Wednesday 23 July 2014

Top 5 favourite books



1.Watership Down by Richard Adams

    This book can be classified as animal fantasy. It has a real setting and real places in England.
    The characters are rabbits. The story is that two young rabbits, named hazel and fiver, escape their warren when it is destroyed.
    The rabbits speak in a language called Lapine, so you might have to check some words in a glossary at the end. They also tell each other stories about El-ahrairah, who is a character of their mythology. I think these things make the book very creative.
    Even though it is about rabbits, I think it might only be suitable for ages 10+. They fight sometimes and there are some gruesome descriptions.
    What I like most about Watership Down is the beautiful descriptions. In one part there is a few pages describing the moon shining on the forest. I also like it because the main characters are animals. It is my favourite book.


2.Warriors by Erin Hunter

    If you want to read all of the books in this series, well maybe you can't! Warriors is about twenty-six books long(and growing rapidly), if you don't count all the exclusives!
    This can also be classified as animal fantasy. The main characters are feral cats and they live in four different clans- Thunderclan, Windclan, Riverclan, and Shadowclan. Each clan has its own warriors, leader, and medicine cat and it is set in the forest, where they hunt, fight with each other, and gather once every month.
    They believe in another clan, called Starclan, where the cats go when they die. Starclan is actually real in the books, giving the clans prophecies and omens.
    In the first book, Into the wild, after Thunderclan is outnumbered and beaten at a battle with Riverclan, the Thunderclan medicine cat, Spottedleaf, gets a prophecy from Starclan that "fire will save the clan". The clan leader, Bluestar, says that it is impossible and doesn't believe it. Will the prophecy become true?
    I think Warriors is fun to read and pretty much limitless, so I can read as much as I want without having to read the same thing. One of the cons of this series is that there are a lot of characters and this can make things confusing. The pros are that it stays exciting and that you can start on any of the five series.

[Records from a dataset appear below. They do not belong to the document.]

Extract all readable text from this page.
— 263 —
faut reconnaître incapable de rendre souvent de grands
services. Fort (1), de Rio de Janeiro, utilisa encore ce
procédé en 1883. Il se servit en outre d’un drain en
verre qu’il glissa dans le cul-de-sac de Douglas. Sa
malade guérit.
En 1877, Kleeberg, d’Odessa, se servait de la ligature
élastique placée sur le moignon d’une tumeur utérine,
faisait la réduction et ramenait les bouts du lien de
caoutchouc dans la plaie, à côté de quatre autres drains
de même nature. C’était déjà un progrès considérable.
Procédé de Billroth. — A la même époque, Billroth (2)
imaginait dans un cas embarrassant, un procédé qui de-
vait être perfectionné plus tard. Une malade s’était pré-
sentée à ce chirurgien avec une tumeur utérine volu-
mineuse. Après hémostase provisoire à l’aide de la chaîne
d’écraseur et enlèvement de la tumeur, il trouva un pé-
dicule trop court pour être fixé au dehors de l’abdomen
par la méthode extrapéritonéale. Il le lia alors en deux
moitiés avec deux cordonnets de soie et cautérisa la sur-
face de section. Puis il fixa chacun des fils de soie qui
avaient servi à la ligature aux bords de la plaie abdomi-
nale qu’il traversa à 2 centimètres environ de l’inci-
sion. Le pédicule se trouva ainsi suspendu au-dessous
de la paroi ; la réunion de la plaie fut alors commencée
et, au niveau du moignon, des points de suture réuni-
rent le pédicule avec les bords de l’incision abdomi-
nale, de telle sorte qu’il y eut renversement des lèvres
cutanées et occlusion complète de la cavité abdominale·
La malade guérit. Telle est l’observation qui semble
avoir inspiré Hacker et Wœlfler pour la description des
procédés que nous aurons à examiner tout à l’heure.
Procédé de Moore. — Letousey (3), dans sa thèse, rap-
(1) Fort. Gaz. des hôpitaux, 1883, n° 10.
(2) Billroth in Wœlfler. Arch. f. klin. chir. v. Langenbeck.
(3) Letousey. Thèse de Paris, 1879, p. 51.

3.The trials of life by David Attenborough

    This book was written at the same time a TV series has been made. It is the third book from a trilogy that also includes Life on earth and the Living planet.
    Life on earth is about the origins of life, how animals evolved into what they are today. The Living planet is about evolution and how certain animals developed different features. The Trials of life is about animal behaviour. The whole thing is called the Life series.
    The Trials of life shows a lot of interesting facts told in an interesting way. Did you know that a type of bird uses sonar?
    It has 12 chapters about the different stages of life and the different activities useful in life for an animal, i.e. courting, finding the way, growing up, etc.
    I haven't read all of the book yet but so far my favourite part is a description of how army ants make their way through the rainforest in a swarming line and make their spherical camps not out of wood or dirt, but themselves, jammed in between two tree branches or under a rotting log.
    It is my favourite nonfiction book.


4.James Herriot's dog stories by James Wight, known as James Herriot

    James Herriot is a veterinary surgeon and he writes about his life in the Yorkshire dales. He has written many books, including a series of four books named after the lines of the first verse of a hymn called All things bright and beautiful. It goes like this:

All things bright and beautiful,
All creatures great and small,
All things wise and wonderful,
The Lord God made them all.

    James Herriot's dog stories is a collection from these four books. It has fifty chapters and they are all about dogs. James Herriot writes about other animals too. He has written about a voyage with a cargo of expensive sheep, and about cows and lambs. he has also written another collection called James Herriot's cat stories.
    A very sad story is when a dog named Amber, who has a beautiful shiny coat, gets a severe case of mange. I have also read a story called Only One Woof, about a sheepdog who never barks, not even once.
    In this book, there are all kinds of stories. They have good endings and bad endings, and a huge range of difficulties that the animals have, from a bad habit of chasing car tires to a dislocated hip. And they are all about a British country vet and his experience with dogs.


5.The way we work by David Maculay

    Written by the author of The new way things work, The way we work has interesting(and usually funny) pictures and understandable text that lets you know how the human body works.
     I used to have strong interests in things. One time, I was interested in the human body, so I got this book for Christmas.
    It covers everything about the human body from chemistry on the atomic scale to how organs like the stomach work. My favourite part is the page about the way signals travel along the spinal cord.
    As you can see on the cover, the illustrator is pretty imaginative. There are eye-catching pictures drawn of the different parts of the body and also arrows to represent signals or movement. This book is a perfect suggestion for anyone who wants to know how the human body works.

    Those are my top 5 favourite books. I hope you try some of them!